Hemoglobin E

Hemoglobin E: features and properties

Hemoglobin E (HbE) is an abnormal type of hemoglobin that differs from normal hemoglobin A by replacing glutamic acid with lysine at position 26 of the hemoglobin beta chain. This hemoglobin is found in high frequency in the populations of Southeast Asia, including Thailand, Cambodia, Laos and Vietnam.

Hemoglobin E is a hereditary disease that is inherited according to the principle of autosomal recessive inheritance. This means that a person must inherit a gene from both parents in order for homozygosity for that gene to occur. Homozygosity for the HbE gene develops a mild form of hemolytic anemia - a condition in which a person has a lack of red blood cells in the body, which leads to fatigue, pale skin and other unpleasant symptoms.

However, heterozygous carriers of the HbE gene, who inherit the abnormal gene from only one parent, do not exhibit symptoms of hemolytic anemia, but can pass the HbE gene to their offspring.

Hemoglobin E has some characteristics that can affect human health. In particular, this type of hemoglobin can interact with other abnormal types of hemoglobin, such as hemoglobin C and hemoglobin T, which can lead to a more severe form of hemolytic anemia.

Diagnosis of hemoglobin E is carried out using hematological and biochemical tests. There are currently treatments for hemoglobin E-related hemolytic anemia, such as blood transfusions, iron therapy, and bone marrow transplantation.

In conclusion, hemoglobin E is an abnormal type of hemoglobin that can lead to the development of a mild form of hemolytic anemia. Despite this, many heterozygous carriers of the HbE gene do not show any symptoms and continue to live normal lives. To diagnose and treat hemolytic anemia associated with hemoglobin E, it is necessary to consult a specialist and undergo regular medical examinations.

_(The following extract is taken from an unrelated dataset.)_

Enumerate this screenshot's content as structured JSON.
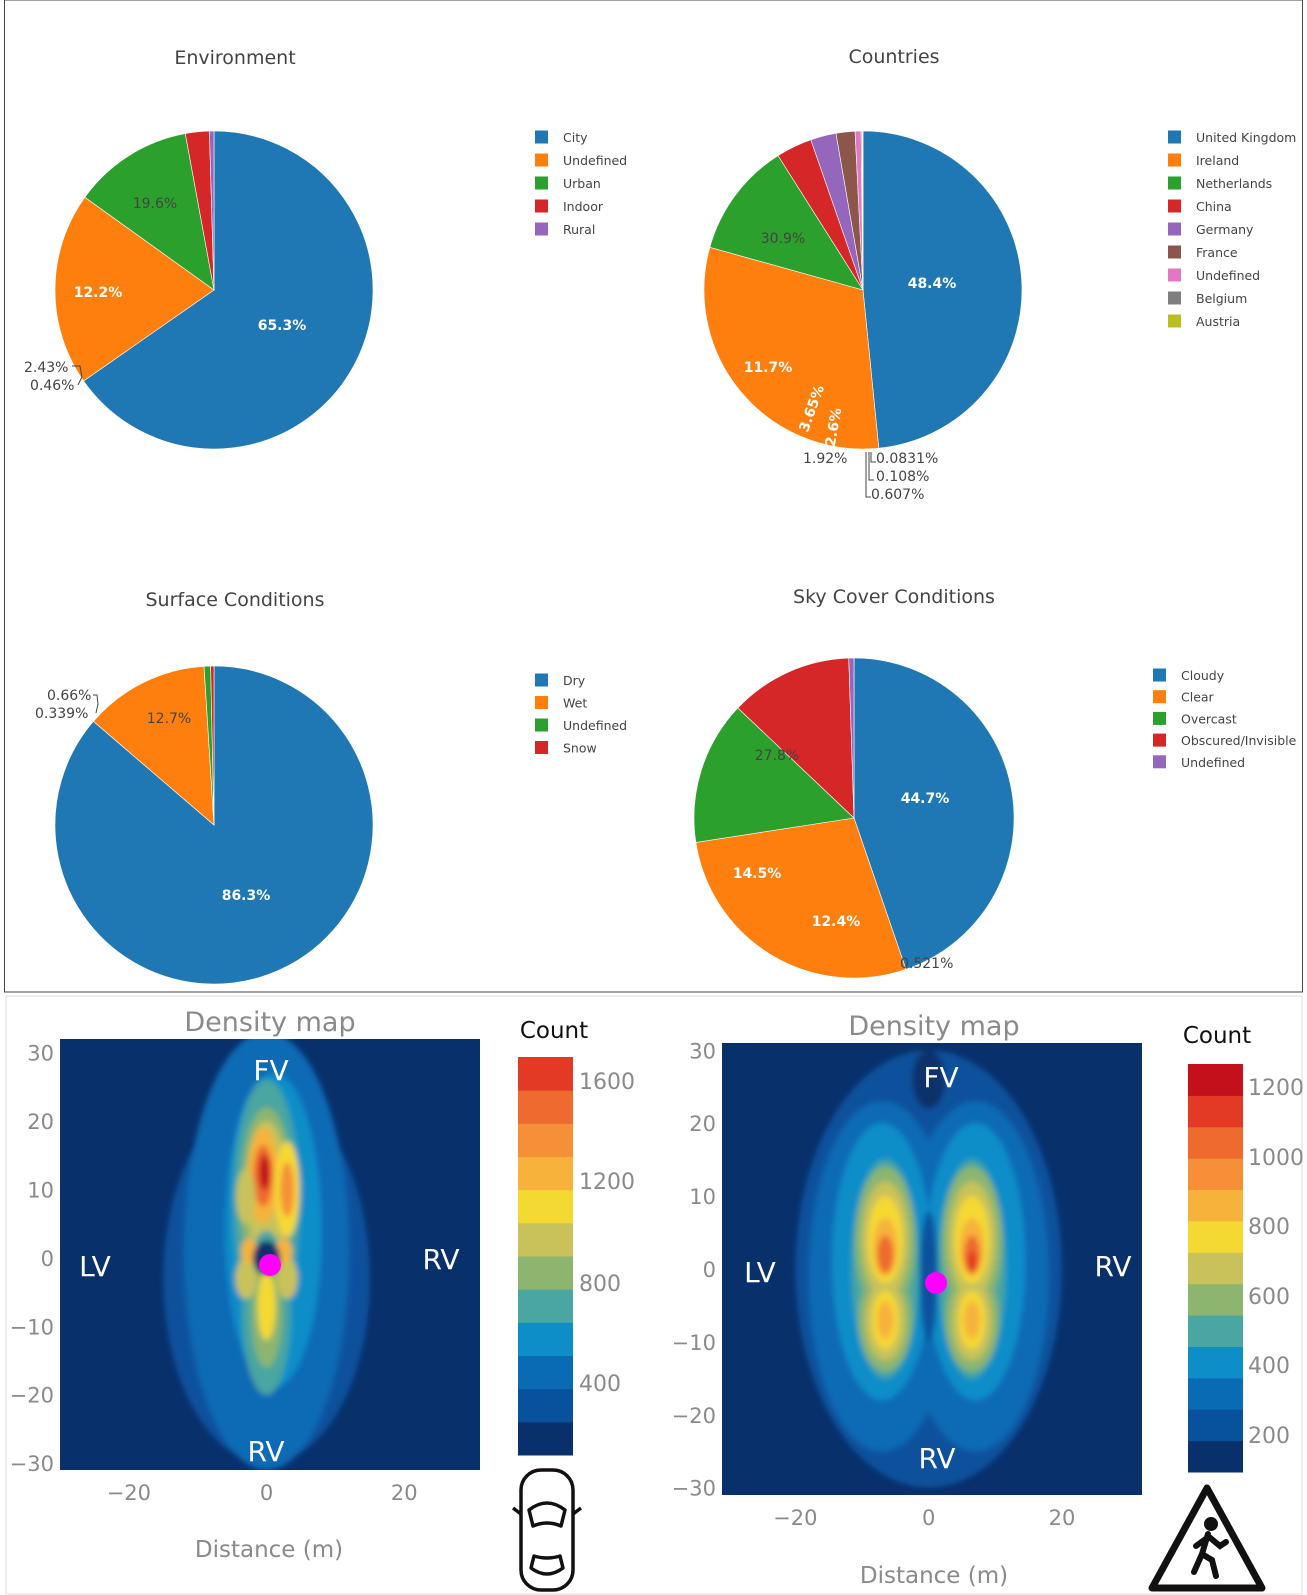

Hemoglobins are heme-containing proteins, the main function of which is to transport oxygen from the lungs to the tissues and carbon dioxide vice versa. Heme is the non-protein part of hemoglobin containing iron atoms that interact with oxygen and carbon dioxide with the participation of water protons. The existence of several types of hemoglobins is characteristic of higher vertebrates and humans. Animals and other organisms do not possess multiple hemoglobin systems; for example, pigs have multiple alleles of the gene encoding the human hemoglobin α1 chain, resulting in multiple genetic combinations. This distinguishes the hemoglobins of mammals from the hemoglobins of fish and insects, in which the ratio between the different types of protein remains constant. In total, humans have 4 alpha and 2 beta polypeptide chains.